Sunday, February 05, 2012

ending food speculation

At the beginning of the 20th century in Chicago, derivatives were invented. Their value is “derived” from the price of another “underlying” asset, such as stocks, bonds and other financial instruments. They were originally meant to allow farmers in the Midwest of the United States to sell their crops at a fixed price prior to harvest, hence the term “futures contract.” If the stock price fell at the time of harvest, the farmer was protected; if the price rose, investors made a profit. But in the 1990s these assets came to be used for speculative rather than prudential purposes.

Speculation in food has increased following the financial crisis: Turning their backs on the mess they had created, speculators -- particularly hedge funds -- moved into agricultural markets. To them, all the planet’s resources are fair game for speculation, including basic foods such as rice, maize and wheat, which together make up 75% of global food consumption. According to the FAO’s 2011 report, only 2% of futures contracts for raw materials end with the actual delivery of the product. The other 98% are traded by speculators before their expiry date. The phenomenon reached such proportions that the US Senate became concerned, and in July 2009 denounced “excessive speculation” in wheat, criticising the fact that some traders held as many as 53,000 wheat futures contracts at any one time. The Senate also complained that six index funds were currently authorised to hold 130,000 contracts on wheat at a time, 20 times more than the authorised limit for standard financial operators.
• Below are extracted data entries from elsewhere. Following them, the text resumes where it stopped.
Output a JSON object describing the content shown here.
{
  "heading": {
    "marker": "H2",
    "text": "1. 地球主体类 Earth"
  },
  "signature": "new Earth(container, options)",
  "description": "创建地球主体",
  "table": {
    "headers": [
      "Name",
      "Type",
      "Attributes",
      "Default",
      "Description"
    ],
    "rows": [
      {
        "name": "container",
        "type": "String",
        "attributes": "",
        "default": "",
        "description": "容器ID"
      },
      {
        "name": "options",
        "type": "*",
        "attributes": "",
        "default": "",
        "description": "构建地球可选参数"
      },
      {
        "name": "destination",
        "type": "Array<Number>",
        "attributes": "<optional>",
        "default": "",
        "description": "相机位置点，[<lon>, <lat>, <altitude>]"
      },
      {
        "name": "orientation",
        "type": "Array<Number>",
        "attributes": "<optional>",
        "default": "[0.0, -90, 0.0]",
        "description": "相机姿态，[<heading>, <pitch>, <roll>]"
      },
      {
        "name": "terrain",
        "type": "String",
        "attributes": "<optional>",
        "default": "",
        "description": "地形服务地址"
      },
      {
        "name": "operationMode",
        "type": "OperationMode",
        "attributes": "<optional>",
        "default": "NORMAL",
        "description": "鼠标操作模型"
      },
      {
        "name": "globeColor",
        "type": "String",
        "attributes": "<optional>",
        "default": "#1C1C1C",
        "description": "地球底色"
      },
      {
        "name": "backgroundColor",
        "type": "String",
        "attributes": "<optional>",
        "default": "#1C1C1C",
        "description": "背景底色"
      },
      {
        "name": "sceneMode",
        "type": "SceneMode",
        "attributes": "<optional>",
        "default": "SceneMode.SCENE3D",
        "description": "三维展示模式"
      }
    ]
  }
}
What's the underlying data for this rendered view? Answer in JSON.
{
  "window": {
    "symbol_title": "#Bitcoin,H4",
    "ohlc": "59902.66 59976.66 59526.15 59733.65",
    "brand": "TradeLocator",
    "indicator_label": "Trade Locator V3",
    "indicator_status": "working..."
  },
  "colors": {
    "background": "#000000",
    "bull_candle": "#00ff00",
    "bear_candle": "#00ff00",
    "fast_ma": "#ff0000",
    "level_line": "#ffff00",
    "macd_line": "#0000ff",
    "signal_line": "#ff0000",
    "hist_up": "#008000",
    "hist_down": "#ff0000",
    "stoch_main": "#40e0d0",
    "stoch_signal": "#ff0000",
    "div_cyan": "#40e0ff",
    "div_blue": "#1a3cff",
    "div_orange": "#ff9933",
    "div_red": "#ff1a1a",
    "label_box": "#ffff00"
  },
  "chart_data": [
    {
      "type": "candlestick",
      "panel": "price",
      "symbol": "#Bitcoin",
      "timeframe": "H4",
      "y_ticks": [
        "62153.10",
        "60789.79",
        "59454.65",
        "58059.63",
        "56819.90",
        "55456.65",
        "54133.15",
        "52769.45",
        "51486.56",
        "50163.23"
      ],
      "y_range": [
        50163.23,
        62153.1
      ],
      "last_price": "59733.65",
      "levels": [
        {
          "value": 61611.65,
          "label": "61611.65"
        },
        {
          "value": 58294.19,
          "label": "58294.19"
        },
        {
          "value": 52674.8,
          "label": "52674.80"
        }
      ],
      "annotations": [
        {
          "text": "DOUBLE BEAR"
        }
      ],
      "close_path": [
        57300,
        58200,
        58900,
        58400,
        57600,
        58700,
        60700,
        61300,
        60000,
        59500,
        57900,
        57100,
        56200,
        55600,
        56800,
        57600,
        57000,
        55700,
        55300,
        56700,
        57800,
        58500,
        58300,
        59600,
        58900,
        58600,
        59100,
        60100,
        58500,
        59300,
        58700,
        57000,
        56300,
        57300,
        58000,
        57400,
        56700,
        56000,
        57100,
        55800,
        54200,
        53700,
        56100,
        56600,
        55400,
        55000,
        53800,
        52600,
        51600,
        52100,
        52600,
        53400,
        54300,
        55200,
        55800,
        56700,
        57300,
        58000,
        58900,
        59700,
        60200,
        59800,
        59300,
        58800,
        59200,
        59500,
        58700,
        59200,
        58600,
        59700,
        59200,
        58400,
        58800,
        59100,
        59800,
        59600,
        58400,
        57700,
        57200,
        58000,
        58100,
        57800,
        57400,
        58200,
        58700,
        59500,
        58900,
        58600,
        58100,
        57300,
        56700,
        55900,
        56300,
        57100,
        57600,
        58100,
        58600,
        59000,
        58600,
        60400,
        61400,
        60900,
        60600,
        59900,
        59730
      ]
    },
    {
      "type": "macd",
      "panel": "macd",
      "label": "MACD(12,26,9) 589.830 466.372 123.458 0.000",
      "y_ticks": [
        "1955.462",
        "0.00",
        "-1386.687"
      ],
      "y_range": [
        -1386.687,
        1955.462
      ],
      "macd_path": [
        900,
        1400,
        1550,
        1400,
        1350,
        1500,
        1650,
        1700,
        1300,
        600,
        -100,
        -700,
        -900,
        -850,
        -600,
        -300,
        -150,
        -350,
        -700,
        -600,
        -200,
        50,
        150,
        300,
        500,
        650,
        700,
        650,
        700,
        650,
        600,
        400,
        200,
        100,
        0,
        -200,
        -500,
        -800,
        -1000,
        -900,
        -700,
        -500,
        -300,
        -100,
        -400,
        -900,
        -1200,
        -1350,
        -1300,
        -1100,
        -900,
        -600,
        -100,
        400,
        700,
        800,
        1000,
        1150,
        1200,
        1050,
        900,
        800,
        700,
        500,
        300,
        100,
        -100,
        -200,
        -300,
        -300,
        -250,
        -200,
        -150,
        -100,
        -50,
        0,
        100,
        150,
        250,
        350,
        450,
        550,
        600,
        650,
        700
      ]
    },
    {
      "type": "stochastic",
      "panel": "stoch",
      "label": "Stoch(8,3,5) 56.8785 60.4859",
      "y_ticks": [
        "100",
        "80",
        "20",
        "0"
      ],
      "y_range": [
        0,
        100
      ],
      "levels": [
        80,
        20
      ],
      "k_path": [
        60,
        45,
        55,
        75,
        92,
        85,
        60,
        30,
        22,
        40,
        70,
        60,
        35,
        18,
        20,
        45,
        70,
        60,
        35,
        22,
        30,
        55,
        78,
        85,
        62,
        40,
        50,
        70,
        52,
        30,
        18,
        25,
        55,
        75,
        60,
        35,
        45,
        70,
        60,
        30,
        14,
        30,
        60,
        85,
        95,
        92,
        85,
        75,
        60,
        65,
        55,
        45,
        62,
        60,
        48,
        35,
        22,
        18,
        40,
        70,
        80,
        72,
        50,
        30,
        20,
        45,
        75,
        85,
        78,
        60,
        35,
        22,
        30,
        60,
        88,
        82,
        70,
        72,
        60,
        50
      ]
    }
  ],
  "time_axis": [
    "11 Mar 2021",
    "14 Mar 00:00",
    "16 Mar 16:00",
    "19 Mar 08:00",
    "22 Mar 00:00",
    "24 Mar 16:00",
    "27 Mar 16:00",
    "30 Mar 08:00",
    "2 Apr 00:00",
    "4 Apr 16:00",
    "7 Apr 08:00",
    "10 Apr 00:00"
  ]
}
Heiner Flassbeck, chief economist at the UN conference on trade and development (UNCTAD), has come up with a solution to defeat the speculators, and protect agricultural raw materials from their repeated attacks: removing food from their grasp. He proposes that the UN give UNCTAD worldwide control over setting stock prices for agricultural raw materials. Only producers, traders and users of these materials would be able to intervene on the futures markets. Anyone who traded wheat, rice, or oil, would have to deliver the goods. It would also be advisable to impose a high minimum level of self-finance on traders. Anyone who did not make use of a traded good would be excluded from the stock exchange. If the “Flassbeck method” were implemented, it would remove speculation from the basics of survival, and hinder the financialisation of food markets.
http://www.middle-east-online.com/english/?id=50445


However as the WSM has demonstrated over the past decades, it is not the regulation of capitalism that is the problem, but it is the capitalist system itself which is the problem. Food shortages and famine existed before the 90s. It is the global profit-drive market system whose golden maxim is "can't pay--can't have" - the poverty and the inability to be able to buy the commodities - which requires to be addressed. Food will only be produced if there is a market for it—i.e. people with the money to buy it. The needs of those without money do not count. The assumption that food will only be produced for markets pervades the debate about whether the world can be fed.

Unlike the UN and numerous international agreements, multi-lateral accords and protocols which are repeatedly undermined by national rivalries and vested interests, removing the purpose of accumulation (the raison d’être of capitalism) and transforming world society into one of free access and common ownership – the world belonging to all and to none – will be to eliminate the causes of hunger and bring to an end to the speculation in food.